Selon les estimations de l’Organisation internationale du travail (OIT), environ 24,9 millions de personnes dans le monde sont victimes de la traite des êtres humains et d’autres formes d’esclavage moderne. Les chiffres dans ce domaine sont toutefois à prendre avec précaution car la traite des êtres humains est un phénomène qui se joue dans l’ombre et nombre de victimes restent invisibles. Les victimes détectées sont en majorité des femmes, mais ce fléau touche également des enfants et des hommes.

La traite des êtres humains a des répercussions profondes sur la sécurité et la dignité des personnes. Bien souvent, la traite trouve un terreau fertile dans les situations de conflit armé et les contextes sécuritaires incertains. Les facteurs favorisant la traite des êtres humains sont multiples: fragilité étatique, départ forcé, migration irrégulière, pauvreté, discrimination ou encore absence de l’état de droit. La traite des êtres humains constitue en outre une source de financement pour les conflits armés ou l’extrémisme violent et peut aggraver encore les conflits et les situations de fragilité.

Avec le trafic de stupéfiants et le trafic d’armes, la traite des êtres humains est l’une des activités les plus lucratives du crime organisé: chaque année, elle génère au niveau mondial un chiffre d’affaires estimé à 32 milliards de dollars.

L’engagement et les initiatives de la Suisse

La Suisse participe aux mécanismes multilatéraux et contribue au développement de politiques et de normes internationales contre la traite des êtres humains, par exemple dans le cadre de l’ONU et de l’Organisation pour la sécurité et la coopération en Europe (OSCE).

Le phénomène de la traite des êtres humains est régulièrement évoqué dans les dialogues bilatéraux, dans le cadre des partenariats migratoires par exemple. Le DFAE finance des projets visant à prévenir la traite des êtres humains et à renforcer les structures étatiques et non étatiques destinées à lutter contre ce fléau.

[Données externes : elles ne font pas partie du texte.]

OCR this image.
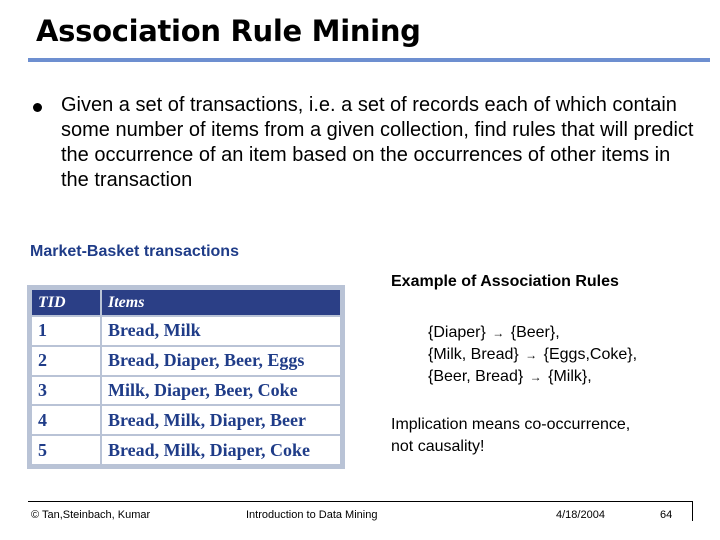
Association Rule Mining
Given a set of transactions, i.e. a set of records each of which contain some number of items from a given collection, find rules that will predict the occurrence of an item based on the occurrences of other items in the transaction
Market-Basket transactions
Example of Association Rules
TID	Items
1	Bread, Milk
2	Bread, Diaper, Beer, Eggs
3	Milk, Diaper, Beer, Coke
4	Bread, Milk, Diaper, Beer
5	Bread, Milk, Diaper, Coke
{Diaper} → {Beer},
{Milk, Bread} → {Eggs,Coke},
{Beer, Bread} → {Milk},
Implication means co-occurrence,
not causality!
© Tan,Steinbach, Kumar	Introduction to Data Mining	4/18/2004	64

Le bon fonctionnement de la coopération aux niveaux politique et opérationnel est déterminant pour lutter efficacement contre la traite des êtres humains. Le DFAE s’emploie à renforcer la coopération des autorités suisses avec les acteurs des pays de provenance des victimes et soutient de nombreux programmes pour combattre la traite. En partenariat avec l’Organisation internationale pour les migrations (OIM), le département organise des tables rondes internationales, auxquelles il associe régulièrement les représentants du secteur privé. Le but est d’impliquer durablement dans la collaboration les branches économiques dans lesquelles la traite des êtres humains représente un risque important.

Le cadre normatif international

Le premier accord international définissant la traite des êtres humains figure dans le Protocole de Palerme. Ce protocole additionnel à la Convention des Nations Unies contre la criminalité transnationale organisée vise à prévenir, réprimer et punir la traite des personnes. La Suisse a ratifié ce protocole le 27 octobre 2006.

Conformément au Protocole de Palerme, l’expression «traite des personnes» désigne le recrutement, le transport, le transfert, l’hébergement ou l’accueil de personnes, par la menace de recours ou le recours à la force ou à d’autres formes de contrainte, par enlèvement, fraude, tromperie, abus d’autorité ou d’une situation de vulnérabilité, ou par l’offre ou l’acceptation de paiements ou d’avantages pour obtenir le consentement d’une personne ayant autorité sur une autre aux fins d’exploitation. L’exploitation comprend, au minimum, l’exploitation de la prostitution d’autrui ou d’autres formes d’exploitation sexuelle, le travail ou les services forcés, l’esclavage ou les pratiques analogues à l’esclavage, la servitude ou le prélèvement d’organes.

La Suisse s’est engagée, dans le cadre d’une initiative diplomatique, en faveur de la clarification de la définition inscrite dans la Convention des Nations Unies contre la criminalité transnationale organisée.